The char *pch? For strstr C-function. Works stable, no? Is my point to the first occurence of "dev=" in client HTTP GET request. Works stable as stones.

SurferTim

tBuf has 41 elements in the array, which are tBuf[0] to tBuf[40].

tBuf[41] is outside that array. It has a habit of putting that overflow into the next variable you declared, which in your case would be a pointer. If you put 0 in that pointer, that will now point to memory location zero. Assigning anything to that memory location will cause problems. In the "good old days" of the IBM PC, that would throw the "divide by zero" error. In your case, it might restart the program.

markuszelg

#36
Feb 12, 2013, 03:19 pm Last Edit: Feb 12, 2013, 03:24 pm by markuszelg Reason: 1

tBuf has 41 elements in the array, which are tBuf[0] to tBuf[40].

Very unprofessional on my site. I forgot having char array which are different declared than the int array :-)
I was thinking of having a new feature: restart. This would be an other topic: How do a program a restart? Jumping to 0? Hmm... maybe not the stable way.

Back to the streaming-issue. Any ideas?

PeterH


Back to the streaming-issue. Any ideas?


You seem to have found and fixed numerous bugs which might be related. Can you recap what the symptoms of the remaining problem are, and post the latest version of the code with all the other bugs corrected?
I only provide help via the forum - please do not contact me for private consultancy.

markuszelg

Right, I should fix the code first. Next step is update of buffering serial3 input stream for sending array string to client. I will update soon.

Nick Gammon

To back up PaulS:

Please note that, at present, the String library has bugs as discussed here and here.

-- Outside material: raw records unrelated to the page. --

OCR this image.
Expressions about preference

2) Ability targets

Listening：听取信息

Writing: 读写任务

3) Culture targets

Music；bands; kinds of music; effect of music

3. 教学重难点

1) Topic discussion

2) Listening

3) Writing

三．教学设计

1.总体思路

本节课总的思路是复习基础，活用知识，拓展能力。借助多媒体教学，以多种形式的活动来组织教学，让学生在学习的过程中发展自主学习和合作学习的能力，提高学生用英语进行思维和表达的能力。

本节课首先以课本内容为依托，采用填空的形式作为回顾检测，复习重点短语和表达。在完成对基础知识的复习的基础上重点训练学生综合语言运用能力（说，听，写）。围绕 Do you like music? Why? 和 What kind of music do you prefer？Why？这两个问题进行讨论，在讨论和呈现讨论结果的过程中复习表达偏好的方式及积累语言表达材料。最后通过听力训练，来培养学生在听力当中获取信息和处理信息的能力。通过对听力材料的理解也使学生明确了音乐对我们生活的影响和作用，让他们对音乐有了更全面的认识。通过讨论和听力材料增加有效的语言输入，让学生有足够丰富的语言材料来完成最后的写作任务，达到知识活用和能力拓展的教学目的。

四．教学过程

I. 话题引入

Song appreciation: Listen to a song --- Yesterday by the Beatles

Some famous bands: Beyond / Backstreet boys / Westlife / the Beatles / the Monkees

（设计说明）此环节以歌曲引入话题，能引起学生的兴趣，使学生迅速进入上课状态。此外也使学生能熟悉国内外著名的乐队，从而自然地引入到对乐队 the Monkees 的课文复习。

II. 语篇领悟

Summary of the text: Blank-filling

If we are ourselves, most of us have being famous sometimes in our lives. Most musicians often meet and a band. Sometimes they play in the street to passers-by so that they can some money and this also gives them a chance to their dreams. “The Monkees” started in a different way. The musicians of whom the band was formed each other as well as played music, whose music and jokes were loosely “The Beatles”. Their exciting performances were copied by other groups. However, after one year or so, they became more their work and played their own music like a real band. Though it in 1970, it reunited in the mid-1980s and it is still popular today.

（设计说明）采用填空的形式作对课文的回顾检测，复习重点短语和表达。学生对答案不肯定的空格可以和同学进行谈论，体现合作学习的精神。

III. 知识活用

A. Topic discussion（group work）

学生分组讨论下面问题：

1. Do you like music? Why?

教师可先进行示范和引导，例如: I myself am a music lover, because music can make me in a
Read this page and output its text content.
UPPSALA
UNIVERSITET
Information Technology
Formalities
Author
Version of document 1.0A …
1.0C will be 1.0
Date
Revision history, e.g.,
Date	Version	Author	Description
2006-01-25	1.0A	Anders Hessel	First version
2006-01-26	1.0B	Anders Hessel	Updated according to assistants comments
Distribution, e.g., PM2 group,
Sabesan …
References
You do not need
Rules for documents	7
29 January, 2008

In particular, the dynamic memory allocation used by the String class may fail and cause random crashes.

I recommend reworking your code to manage without String. Use C-style strings instead (strcpy, strcat, strcmp, etc.).

Alternatively, install the fix described here:
  http://arduino.cc/forum/index.php/topic,145765
Please post technical questions on the forum, not by personal message. Thanks!